Staff at Bournemouth University are preparing to strike if the management does not improve its proposals on pay and conditions.

A motion threatening strike action if the negotiating stalemate was not broken was passed unanimously at the recent conference of lecturers' union Natfhe. The motion also proposed an academic boycott of Bournemouth and a national withdrawal from framework talks.

Ray Brown, Natfhe branch secretary at Bournemouth, said the university had proposed a new rung on the pay ladder beneath senior lecturer level, which would make the higher pay grade more difficult to reach. He said it was also trying to move all staff on to a local contract that cuts annual leave and withdraws the annual six-week allotment for research and scholarly activity.

Negotiations between the union and the university, which have been on hold since January 7, are likely to resume on June 21, according to Roger Kline, head of universities at Natfhe.

Mr Kline said: "Obviously we would rather not strike, but there is a very small number of universities where there are serious problems - and Bournemouth is the worst. It is the only university that is seeking to impose cuts to holidays and pay."
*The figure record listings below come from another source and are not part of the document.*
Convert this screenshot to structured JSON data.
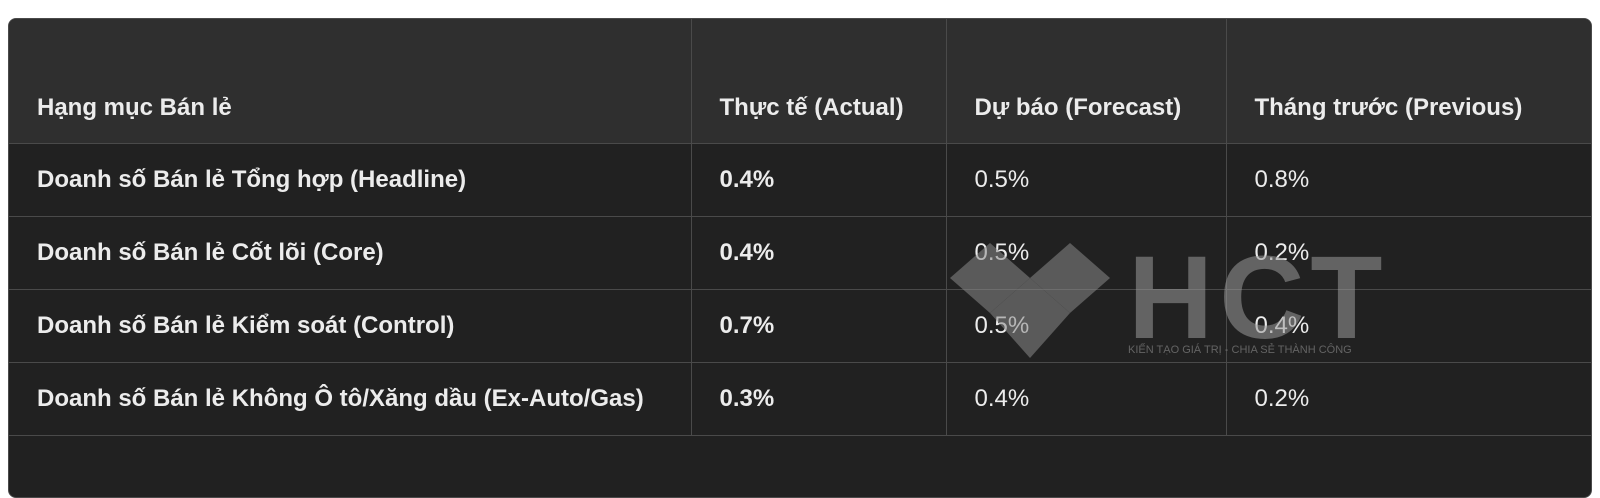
{
  "table": {
    "headers": [
      "Hạng mục Bán lẻ",
      "Thực tế (Actual)",
      "Dự báo (Forecast)",
      "Tháng trước (Previous)"
    ],
    "rows": [
      [
        "Doanh số Bán lẻ Tổng hợp (Headline)",
        "0.4%",
        "0.5%",
        "0.8%"
      ],
      [
        "Doanh số Bán lẻ Cốt lõi (Core)",
        "0.4%",
        "0.5%",
        "0.2%"
      ],
      [
        "Doanh số Bán lẻ Kiểm soát (Control)",
        "0.7%",
        "0.5%",
        "0.4%"
      ],
      [
        "Doanh số Bán lẻ Không Ô tô/Xăng dầu (Ex-Auto/Gas)",
        "0.3%",
        "0.4%",
        "0.2%"
      ]
    ]
  },
  "watermark": {
    "logo": "HCT",
    "tagline": "KIẾN TẠO GIÁ TRỊ - CHIA SẺ THÀNH CÔNG"
  }
}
He noted that as no university had finished its framework talks but as six of the new universities were close to completing, a mass withdrawal could be disruptive.

At present, only 100 senior academics at Bournemouth are employed on the local contract. It reduces their hours of weekly contact, but it also removes the six weeks for research and scholarly activity and cuts annual leave by one week.

Annual leave for academic staff is generally 35 days, but Bournemouth's local contract reduces it to just 30 days.

Mr Brown added: "Last year there were mutterings about the possibility of buying out leave, but there were no details."

Charles Elder, a spokesman for Bournemouth University, told The Times Higher : "The university is trying to make it possible for lecturers to have more flexibility in the way they approach their work."